The part about sharks brought me to another reflection:
you seem to see evolution as a "game" oriented to favour exclusively DNA changes that serve gaining advantage in fight for survival.
If it was so, how come we have species like peacocks for example, where males are dragging their absurdly large fan of feathers around, that serves no other purpose then make "impression" on female birds.
I can't see any evolutionary advantage there - on the contrary, partner selection criteria of females seem to lead to choosing male birds that are more "handicapped" in their survival chances because of overgrown feathers that seem to have no other purpose then being superficial ornament and are a burden otherwise.
well, the thing here is, if no female is impressed enough to let him mate with her, his genes will not survive and his information is lost forever. So whatever is required for him to get a mate to choose him, has highest priority right after staying alive for long enough to be able to mate. There could be some less "civil" solutions but it seems that none of those offered a better survival chance. The male doesn't have to survive for longer than he can mate with a female or is of other use for her and his offspring - if he doesn't provide such services, his further existence is irrelevant and he is obsolete. Really harsh, but nature is that way - just look at the praying mantis, after copulation he will be used as a food source by the female - she starts eating him already during mating.
And yes evolution is a survival game - with cooperative and non-cooperative solutions - both are studied in game theory - so it the end it is a game.
Just to add this - any found solution just has to work, it does not have to make sense - whatever works and offers a good enough survival chance will be used, regardless how ridiculous it might be, it just has to work well enough to fulfill the job of survival - that is all what counts. And it is survival of the information, not about survival of the individual.
Richard Dawkins often mentioned a nerve which goes from the brain all the way down the neck of a giraffe just to turn there and get back up to the brain just a bit away from where it started.
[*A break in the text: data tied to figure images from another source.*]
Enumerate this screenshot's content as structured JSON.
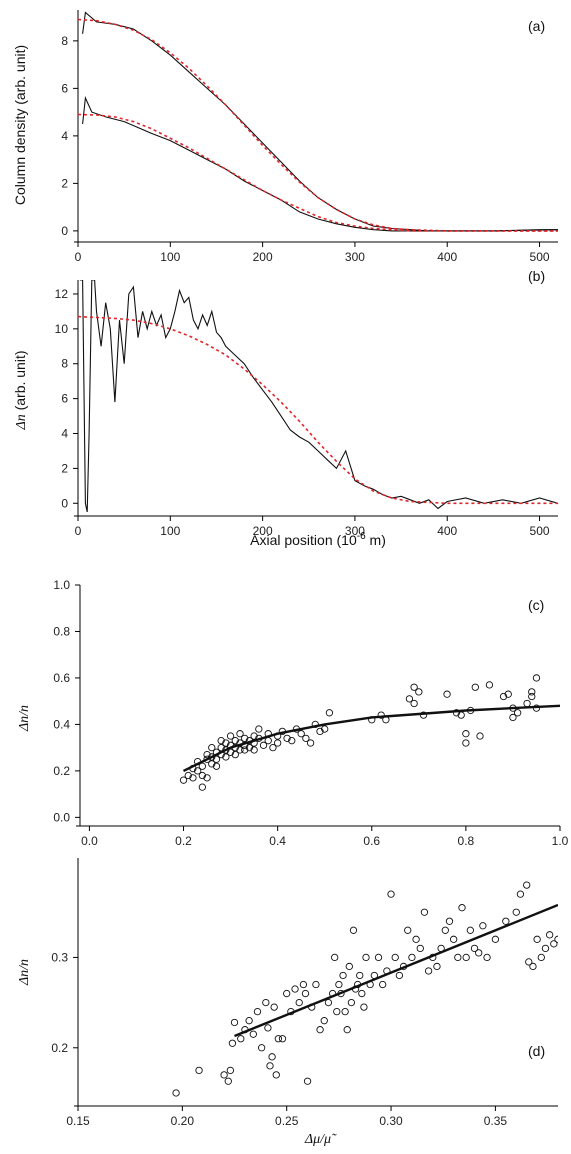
{
  "chart_data": [
    {
      "panel": "(a)",
      "type": "line",
      "ylabel": "Column density (arb. unit)",
      "xlabel": "",
      "xlim": [
        0,
        520
      ],
      "ylim": [
        -0.3,
        9.3
      ],
      "xticks": [
        "0",
        "100",
        "200",
        "300",
        "400",
        "500"
      ],
      "yticks": [
        "0",
        "2",
        "4",
        "6",
        "8"
      ],
      "series": [
        {
          "style": "black solid",
          "x": [
            5,
            8,
            20,
            40,
            60,
            80,
            100,
            120,
            140,
            160,
            180,
            200,
            220,
            240,
            260,
            280,
            300,
            320,
            340,
            360,
            380,
            400,
            450,
            500,
            520
          ],
          "values": [
            8.3,
            9.2,
            8.8,
            8.7,
            8.5,
            8.0,
            7.4,
            6.7,
            6.0,
            5.3,
            4.5,
            3.7,
            2.9,
            2.1,
            1.4,
            0.9,
            0.5,
            0.2,
            0.1,
            0.05,
            0.0,
            0.0,
            0.0,
            0.05,
            0.05
          ]
        },
        {
          "style": "red dashed",
          "x": [
            0,
            20,
            40,
            60,
            80,
            100,
            120,
            140,
            160,
            180,
            200,
            220,
            240,
            260,
            280,
            300,
            320,
            340,
            360,
            400,
            450,
            520
          ],
          "values": [
            8.9,
            8.85,
            8.7,
            8.45,
            8.05,
            7.5,
            6.85,
            6.1,
            5.3,
            4.45,
            3.6,
            2.8,
            2.05,
            1.4,
            0.9,
            0.5,
            0.25,
            0.1,
            0.05,
            0.0,
            0.0,
            0.0
          ]
        },
        {
          "style": "black solid",
          "x": [
            5,
            8,
            15,
            30,
            50,
            80,
            100,
            120,
            140,
            160,
            180,
            200,
            220,
            240,
            260,
            280,
            300,
            320,
            340,
            360,
            400,
            450,
            520
          ],
          "values": [
            4.5,
            5.6,
            5.0,
            4.8,
            4.6,
            4.1,
            3.8,
            3.4,
            3.0,
            2.6,
            2.1,
            1.7,
            1.3,
            0.8,
            0.5,
            0.3,
            0.15,
            0.05,
            0.0,
            0.0,
            0.0,
            0.0,
            0.05
          ]
        },
        {
          "style": "red dashed",
          "x": [
            0,
            20,
            40,
            60,
            80,
            100,
            120,
            140,
            160,
            180,
            200,
            220,
            240,
            260,
            280,
            300,
            320,
            340,
            360,
            400,
            450,
            520
          ],
          "values": [
            4.9,
            4.88,
            4.8,
            4.6,
            4.3,
            3.9,
            3.5,
            3.05,
            2.6,
            2.15,
            1.7,
            1.3,
            0.95,
            0.6,
            0.35,
            0.2,
            0.1,
            0.05,
            0.0,
            0.0,
            0.0,
            0.0
          ]
        }
      ]
    },
    {
      "panel": "(b)",
      "type": "line",
      "ylabel_math": "Δn",
      "ylabel_rest": " (arb. unit)",
      "xlabel_main": "Axial position (10",
      "xlabel_sup": "-6",
      "xlabel_tail": " m)",
      "xlim": [
        0,
        520
      ],
      "ylim": [
        -0.5,
        12.8
      ],
      "xticks": [
        "0",
        "100",
        "200",
        "300",
        "400",
        "500"
      ],
      "yticks": [
        "0",
        "2",
        "4",
        "6",
        "8",
        "10",
        "12"
      ],
      "series": [
        {
          "style": "black solid",
          "x": [
            2,
            5,
            8,
            10,
            12,
            15,
            18,
            20,
            25,
            30,
            35,
            40,
            45,
            50,
            55,
            60,
            65,
            70,
            75,
            80,
            85,
            90,
            95,
            100,
            105,
            110,
            115,
            120,
            125,
            130,
            135,
            140,
            145,
            150,
            155,
            160,
            170,
            180,
            190,
            200,
            210,
            220,
            230,
            240,
            250,
            260,
            270,
            280,
            290,
            300,
            310,
            320,
            330,
            340,
            350,
            360,
            370,
            380,
            390,
            400,
            420,
            440,
            460,
            480,
            500,
            520
          ],
          "values": [
            12.8,
            12.8,
            0.0,
            -0.5,
            4.0,
            12.8,
            12.8,
            11.0,
            9.0,
            11.5,
            10.0,
            5.8,
            10.5,
            8.0,
            12.0,
            12.4,
            9.5,
            11.0,
            10.0,
            11.0,
            10.2,
            10.8,
            9.5,
            10.0,
            11.0,
            12.2,
            11.5,
            11.8,
            10.5,
            10.0,
            10.8,
            10.2,
            11.0,
            9.8,
            9.5,
            9.0,
            8.5,
            8.0,
            7.2,
            6.5,
            5.8,
            5.0,
            4.2,
            3.8,
            3.5,
            3.0,
            2.5,
            2.0,
            3.0,
            1.3,
            1.0,
            0.8,
            0.5,
            0.3,
            0.4,
            0.2,
            0.0,
            0.2,
            -0.3,
            0.1,
            0.3,
            0.0,
            0.2,
            0.0,
            0.3,
            0.0
          ]
        },
        {
          "style": "red dashed",
          "x": [
            0,
            20,
            40,
            60,
            80,
            100,
            120,
            140,
            160,
            180,
            200,
            220,
            240,
            260,
            280,
            300,
            320,
            340,
            360,
            400,
            450,
            520
          ],
          "values": [
            10.7,
            10.65,
            10.6,
            10.5,
            10.3,
            10.0,
            9.6,
            9.1,
            8.5,
            7.7,
            6.8,
            5.8,
            4.7,
            3.5,
            2.4,
            1.4,
            0.7,
            0.3,
            0.1,
            0.0,
            0.0,
            0.0
          ]
        }
      ]
    },
    {
      "panel": "(c)",
      "type": "scatter",
      "ylabel_math": "Δn/n",
      "xlim": [
        -0.02,
        1.0
      ],
      "ylim": [
        -0.02,
        1.0
      ],
      "xticks": [
        "0.0",
        "0.2",
        "0.4",
        "0.6",
        "0.8",
        "1.0"
      ],
      "yticks": [
        "0.0",
        "0.2",
        "0.4",
        "0.6",
        "0.8",
        "1.0"
      ],
      "fit_curve": {
        "x": [
          0.2,
          0.25,
          0.3,
          0.35,
          0.4,
          0.5,
          0.6,
          0.7,
          0.8,
          0.9,
          1.0
        ],
        "values": [
          0.2,
          0.25,
          0.3,
          0.33,
          0.36,
          0.4,
          0.43,
          0.445,
          0.46,
          0.47,
          0.48
        ]
      },
      "points": [
        [
          0.2,
          0.16
        ],
        [
          0.21,
          0.18
        ],
        [
          0.22,
          0.17
        ],
        [
          0.22,
          0.21
        ],
        [
          0.23,
          0.2
        ],
        [
          0.23,
          0.24
        ],
        [
          0.24,
          0.22
        ],
        [
          0.24,
          0.18
        ],
        [
          0.24,
          0.13
        ],
        [
          0.25,
          0.17
        ],
        [
          0.25,
          0.25
        ],
        [
          0.25,
          0.27
        ],
        [
          0.26,
          0.23
        ],
        [
          0.26,
          0.26
        ],
        [
          0.26,
          0.3
        ],
        [
          0.27,
          0.25
        ],
        [
          0.27,
          0.28
        ],
        [
          0.27,
          0.22
        ],
        [
          0.28,
          0.27
        ],
        [
          0.28,
          0.3
        ],
        [
          0.28,
          0.33
        ],
        [
          0.29,
          0.26
        ],
        [
          0.29,
          0.29
        ],
        [
          0.29,
          0.32
        ],
        [
          0.3,
          0.28
        ],
        [
          0.3,
          0.31
        ],
        [
          0.3,
          0.35
        ],
        [
          0.31,
          0.3
        ],
        [
          0.31,
          0.33
        ],
        [
          0.31,
          0.27
        ],
        [
          0.32,
          0.29
        ],
        [
          0.32,
          0.32
        ],
        [
          0.32,
          0.36
        ],
        [
          0.33,
          0.31
        ],
        [
          0.33,
          0.34
        ],
        [
          0.33,
          0.29
        ],
        [
          0.34,
          0.3
        ],
        [
          0.34,
          0.33
        ],
        [
          0.35,
          0.32
        ],
        [
          0.35,
          0.35
        ],
        [
          0.35,
          0.29
        ],
        [
          0.36,
          0.34
        ],
        [
          0.36,
          0.38
        ],
        [
          0.37,
          0.31
        ],
        [
          0.38,
          0.33
        ],
        [
          0.38,
          0.36
        ],
        [
          0.39,
          0.3
        ],
        [
          0.4,
          0.35
        ],
        [
          0.4,
          0.32
        ],
        [
          0.41,
          0.37
        ],
        [
          0.42,
          0.34
        ],
        [
          0.43,
          0.33
        ],
        [
          0.44,
          0.38
        ],
        [
          0.45,
          0.36
        ],
        [
          0.46,
          0.34
        ],
        [
          0.47,
          0.32
        ],
        [
          0.48,
          0.4
        ],
        [
          0.49,
          0.37
        ],
        [
          0.5,
          0.38
        ],
        [
          0.51,
          0.45
        ],
        [
          0.6,
          0.42
        ],
        [
          0.62,
          0.44
        ],
        [
          0.63,
          0.42
        ],
        [
          0.68,
          0.51
        ],
        [
          0.69,
          0.56
        ],
        [
          0.69,
          0.49
        ],
        [
          0.7,
          0.54
        ],
        [
          0.71,
          0.44
        ],
        [
          0.76,
          0.53
        ],
        [
          0.78,
          0.45
        ],
        [
          0.79,
          0.44
        ],
        [
          0.8,
          0.32
        ],
        [
          0.8,
          0.36
        ],
        [
          0.81,
          0.46
        ],
        [
          0.82,
          0.56
        ],
        [
          0.83,
          0.35
        ],
        [
          0.85,
          0.57
        ],
        [
          0.88,
          0.52
        ],
        [
          0.89,
          0.53
        ],
        [
          0.9,
          0.43
        ],
        [
          0.9,
          0.47
        ],
        [
          0.91,
          0.45
        ],
        [
          0.93,
          0.49
        ],
        [
          0.94,
          0.54
        ],
        [
          0.94,
          0.52
        ],
        [
          0.95,
          0.6
        ],
        [
          0.95,
          0.47
        ]
      ]
    },
    {
      "panel": "(d)",
      "type": "scatter",
      "ylabel_math": "Δn/n",
      "xlabel_math": "Δμ/μ̃",
      "xlim": [
        0.15,
        0.38
      ],
      "ylim": [
        0.14,
        0.41
      ],
      "xticks": [
        "0.15",
        "0.20",
        "0.25",
        "0.30",
        "0.35"
      ],
      "yticks": [
        "0.2",
        "0.3"
      ],
      "fit_line": {
        "x": [
          0.225,
          0.38
        ],
        "values": [
          0.213,
          0.358
        ]
      },
      "points": [
        [
          0.197,
          0.15
        ],
        [
          0.208,
          0.175
        ],
        [
          0.22,
          0.17
        ],
        [
          0.222,
          0.163
        ],
        [
          0.223,
          0.175
        ],
        [
          0.224,
          0.205
        ],
        [
          0.225,
          0.228
        ],
        [
          0.228,
          0.21
        ],
        [
          0.23,
          0.22
        ],
        [
          0.232,
          0.23
        ],
        [
          0.234,
          0.215
        ],
        [
          0.236,
          0.24
        ],
        [
          0.238,
          0.2
        ],
        [
          0.24,
          0.25
        ],
        [
          0.241,
          0.222
        ],
        [
          0.242,
          0.18
        ],
        [
          0.243,
          0.19
        ],
        [
          0.244,
          0.245
        ],
        [
          0.245,
          0.17
        ],
        [
          0.246,
          0.21
        ],
        [
          0.248,
          0.21
        ],
        [
          0.25,
          0.26
        ],
        [
          0.252,
          0.24
        ],
        [
          0.254,
          0.265
        ],
        [
          0.256,
          0.25
        ],
        [
          0.258,
          0.27
        ],
        [
          0.259,
          0.26
        ],
        [
          0.26,
          0.163
        ],
        [
          0.262,
          0.245
        ],
        [
          0.264,
          0.27
        ],
        [
          0.266,
          0.22
        ],
        [
          0.268,
          0.23
        ],
        [
          0.27,
          0.25
        ],
        [
          0.272,
          0.26
        ],
        [
          0.273,
          0.3
        ],
        [
          0.274,
          0.24
        ],
        [
          0.275,
          0.27
        ],
        [
          0.276,
          0.26
        ],
        [
          0.277,
          0.28
        ],
        [
          0.278,
          0.24
        ],
        [
          0.279,
          0.22
        ],
        [
          0.28,
          0.29
        ],
        [
          0.281,
          0.25
        ],
        [
          0.282,
          0.33
        ],
        [
          0.283,
          0.265
        ],
        [
          0.284,
          0.27
        ],
        [
          0.285,
          0.28
        ],
        [
          0.286,
          0.26
        ],
        [
          0.287,
          0.245
        ],
        [
          0.288,
          0.3
        ],
        [
          0.29,
          0.27
        ],
        [
          0.292,
          0.28
        ],
        [
          0.294,
          0.3
        ],
        [
          0.296,
          0.27
        ],
        [
          0.298,
          0.285
        ],
        [
          0.3,
          0.37
        ],
        [
          0.302,
          0.3
        ],
        [
          0.304,
          0.28
        ],
        [
          0.306,
          0.29
        ],
        [
          0.308,
          0.33
        ],
        [
          0.31,
          0.3
        ],
        [
          0.312,
          0.32
        ],
        [
          0.314,
          0.31
        ],
        [
          0.316,
          0.35
        ],
        [
          0.318,
          0.285
        ],
        [
          0.32,
          0.3
        ],
        [
          0.322,
          0.29
        ],
        [
          0.324,
          0.31
        ],
        [
          0.326,
          0.33
        ],
        [
          0.328,
          0.34
        ],
        [
          0.33,
          0.32
        ],
        [
          0.332,
          0.3
        ],
        [
          0.334,
          0.355
        ],
        [
          0.336,
          0.3
        ],
        [
          0.338,
          0.33
        ],
        [
          0.34,
          0.31
        ],
        [
          0.342,
          0.305
        ],
        [
          0.344,
          0.335
        ],
        [
          0.346,
          0.3
        ],
        [
          0.35,
          0.32
        ],
        [
          0.355,
          0.34
        ],
        [
          0.36,
          0.35
        ],
        [
          0.362,
          0.37
        ],
        [
          0.365,
          0.38
        ],
        [
          0.366,
          0.295
        ],
        [
          0.368,
          0.29
        ],
        [
          0.37,
          0.32
        ],
        [
          0.372,
          0.3
        ],
        [
          0.374,
          0.31
        ],
        [
          0.376,
          0.325
        ],
        [
          0.378,
          0.315
        ],
        [
          0.38,
          0.32
        ]
      ]
    }
  ]
}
He is of the opinion that this is a flaw - but who knows, what it provides is "delay" - instead of the signal travelling fast just a short distance it is travelling a longer time before it is reaching it's destination - eventually this delay is useful for something, like short term memory, because the delayed information is an information about the past - even it was just a very short time ago, it could function as short term memory of a signal.
It is sometimes quite hard to tell what something is good for, because we compare it with engineered solutions, whereas this is evolved "technology" and it's purpose might not be that obvious and sometimes even appear to be ridiculous.